Alongside these important reports is The Crushing of the Russian Revolution written by the famed American anarchist Emma Goldman. She had been expelled from the USA as a “dangerous alien” even though she had lived there most of her life and put on a boat for Russia. There she travelled widely and was shocked by the developments within the evolution that she saw there. Unlike other texts in the book, this was published in 1922 in the pages of the British anarchist paper Freedom.

This hard hitting report describes the subversion of the Revolution by the Bolsheviks Iy describes the disastrous forcible food collecting from the peasantry; the dismantling of the system of cooperatives which had emerged during the Revolution with 25, 000 branches encompassing 9 million people, but was attacked because it was seen as a threat to the centralised Bolshevik state; the creeing domination of the Soviets by the Bolsheviks; the militarisation of labour, where workers were arrested and sometimes shot for leaving the job.

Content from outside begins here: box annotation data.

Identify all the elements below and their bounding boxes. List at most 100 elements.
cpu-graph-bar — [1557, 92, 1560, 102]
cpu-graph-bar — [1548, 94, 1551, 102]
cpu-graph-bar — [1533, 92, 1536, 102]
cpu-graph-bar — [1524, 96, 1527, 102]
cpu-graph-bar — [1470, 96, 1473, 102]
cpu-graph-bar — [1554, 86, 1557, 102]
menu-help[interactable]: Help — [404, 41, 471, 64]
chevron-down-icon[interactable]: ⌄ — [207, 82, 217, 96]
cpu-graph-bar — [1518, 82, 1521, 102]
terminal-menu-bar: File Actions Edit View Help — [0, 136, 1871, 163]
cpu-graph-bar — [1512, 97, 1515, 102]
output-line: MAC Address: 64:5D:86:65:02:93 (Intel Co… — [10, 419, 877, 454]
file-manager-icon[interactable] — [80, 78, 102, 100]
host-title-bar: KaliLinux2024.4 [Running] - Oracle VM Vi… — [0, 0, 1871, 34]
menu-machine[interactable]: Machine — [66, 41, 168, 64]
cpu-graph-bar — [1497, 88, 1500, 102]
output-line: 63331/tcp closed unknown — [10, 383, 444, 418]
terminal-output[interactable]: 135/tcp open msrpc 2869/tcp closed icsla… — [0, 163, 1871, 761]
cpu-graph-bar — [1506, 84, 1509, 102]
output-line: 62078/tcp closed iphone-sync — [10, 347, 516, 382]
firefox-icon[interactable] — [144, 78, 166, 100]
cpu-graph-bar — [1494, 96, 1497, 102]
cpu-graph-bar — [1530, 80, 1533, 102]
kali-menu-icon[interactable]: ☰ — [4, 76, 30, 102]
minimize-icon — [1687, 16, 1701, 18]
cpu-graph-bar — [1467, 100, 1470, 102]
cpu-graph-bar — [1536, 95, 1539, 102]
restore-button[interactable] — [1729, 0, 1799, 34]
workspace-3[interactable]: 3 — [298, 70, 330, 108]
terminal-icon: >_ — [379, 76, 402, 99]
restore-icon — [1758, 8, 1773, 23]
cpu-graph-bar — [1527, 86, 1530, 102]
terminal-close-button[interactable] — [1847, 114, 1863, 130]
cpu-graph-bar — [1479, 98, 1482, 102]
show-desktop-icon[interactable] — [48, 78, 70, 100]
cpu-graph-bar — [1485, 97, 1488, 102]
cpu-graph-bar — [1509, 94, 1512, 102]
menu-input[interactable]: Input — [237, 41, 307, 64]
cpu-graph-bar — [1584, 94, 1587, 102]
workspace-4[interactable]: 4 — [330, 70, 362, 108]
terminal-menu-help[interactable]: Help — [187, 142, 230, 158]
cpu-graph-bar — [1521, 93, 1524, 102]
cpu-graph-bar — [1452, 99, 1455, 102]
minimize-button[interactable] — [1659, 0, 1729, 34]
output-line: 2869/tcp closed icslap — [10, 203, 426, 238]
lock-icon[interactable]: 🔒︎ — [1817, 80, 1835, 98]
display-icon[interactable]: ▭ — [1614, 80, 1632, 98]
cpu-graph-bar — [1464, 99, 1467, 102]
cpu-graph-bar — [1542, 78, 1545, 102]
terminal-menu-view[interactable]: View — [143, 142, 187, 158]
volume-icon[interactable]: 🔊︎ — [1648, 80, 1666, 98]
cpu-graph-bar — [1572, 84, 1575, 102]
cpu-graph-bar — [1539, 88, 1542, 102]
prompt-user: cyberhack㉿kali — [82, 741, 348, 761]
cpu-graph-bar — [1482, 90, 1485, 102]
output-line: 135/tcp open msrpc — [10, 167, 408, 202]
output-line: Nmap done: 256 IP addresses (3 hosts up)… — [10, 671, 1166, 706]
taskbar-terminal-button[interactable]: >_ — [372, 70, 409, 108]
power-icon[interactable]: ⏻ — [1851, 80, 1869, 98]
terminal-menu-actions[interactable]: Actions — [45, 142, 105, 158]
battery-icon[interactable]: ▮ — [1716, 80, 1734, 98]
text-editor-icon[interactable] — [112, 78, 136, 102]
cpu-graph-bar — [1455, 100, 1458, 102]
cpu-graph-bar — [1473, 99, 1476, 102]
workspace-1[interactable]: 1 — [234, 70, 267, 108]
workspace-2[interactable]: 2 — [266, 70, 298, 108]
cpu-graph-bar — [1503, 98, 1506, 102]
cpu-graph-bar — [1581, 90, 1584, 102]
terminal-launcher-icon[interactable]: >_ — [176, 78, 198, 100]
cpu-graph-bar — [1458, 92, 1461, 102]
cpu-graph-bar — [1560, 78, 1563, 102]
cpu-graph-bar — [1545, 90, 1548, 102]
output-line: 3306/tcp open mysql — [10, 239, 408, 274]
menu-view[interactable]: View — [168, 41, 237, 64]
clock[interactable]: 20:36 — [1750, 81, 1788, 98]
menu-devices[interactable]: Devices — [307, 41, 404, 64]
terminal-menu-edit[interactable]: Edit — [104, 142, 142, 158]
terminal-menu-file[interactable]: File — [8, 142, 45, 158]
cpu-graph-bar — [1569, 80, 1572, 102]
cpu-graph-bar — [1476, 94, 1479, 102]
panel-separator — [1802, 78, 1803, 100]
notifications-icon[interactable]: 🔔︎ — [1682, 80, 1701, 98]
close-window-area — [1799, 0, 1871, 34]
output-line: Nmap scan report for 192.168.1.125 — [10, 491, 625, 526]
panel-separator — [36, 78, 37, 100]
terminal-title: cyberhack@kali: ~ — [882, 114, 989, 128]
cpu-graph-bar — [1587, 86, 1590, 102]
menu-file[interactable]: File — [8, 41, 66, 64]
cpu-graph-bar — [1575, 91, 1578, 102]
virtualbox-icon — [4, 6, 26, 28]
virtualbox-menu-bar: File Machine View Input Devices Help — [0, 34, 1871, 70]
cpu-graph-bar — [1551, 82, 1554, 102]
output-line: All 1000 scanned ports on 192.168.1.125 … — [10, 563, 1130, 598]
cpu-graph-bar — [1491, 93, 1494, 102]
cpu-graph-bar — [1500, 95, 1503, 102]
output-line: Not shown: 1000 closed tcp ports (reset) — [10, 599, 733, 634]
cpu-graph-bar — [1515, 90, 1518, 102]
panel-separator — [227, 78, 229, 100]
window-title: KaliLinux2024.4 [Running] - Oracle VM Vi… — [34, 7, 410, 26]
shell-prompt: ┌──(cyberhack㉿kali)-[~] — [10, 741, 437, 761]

She describes the growth of the Cheka “spy, policeman, gaoler, and executioner, all in one.”. She states that many Chekists were actually recruited from the Tsar’s own secret police, the Okhrana, from the anti-Semitic gangs of the Black Hundreds, and from the former high officials of the Army.

Goldman describes the persecution of the celebrated Maria Spiridonova, veteran of the fight against the Tsarist regime, After suffering imprisonment and torture and rape from that regime, she again experienced imprisonment under the Bolsheviks. She goes on to describe the strict categorisation of rations, brought in as a result of Allied intervention and blockade. Instead of an equal system of rationing, the Bolshevik functionaries received the best rations. There is much more in this account and it complements the texts that have not been translated into English before.

A must read for anyone who really wants to understand the Russian Revolution, and whose enquiring minds are nor deterred by Leninist orthodoxy.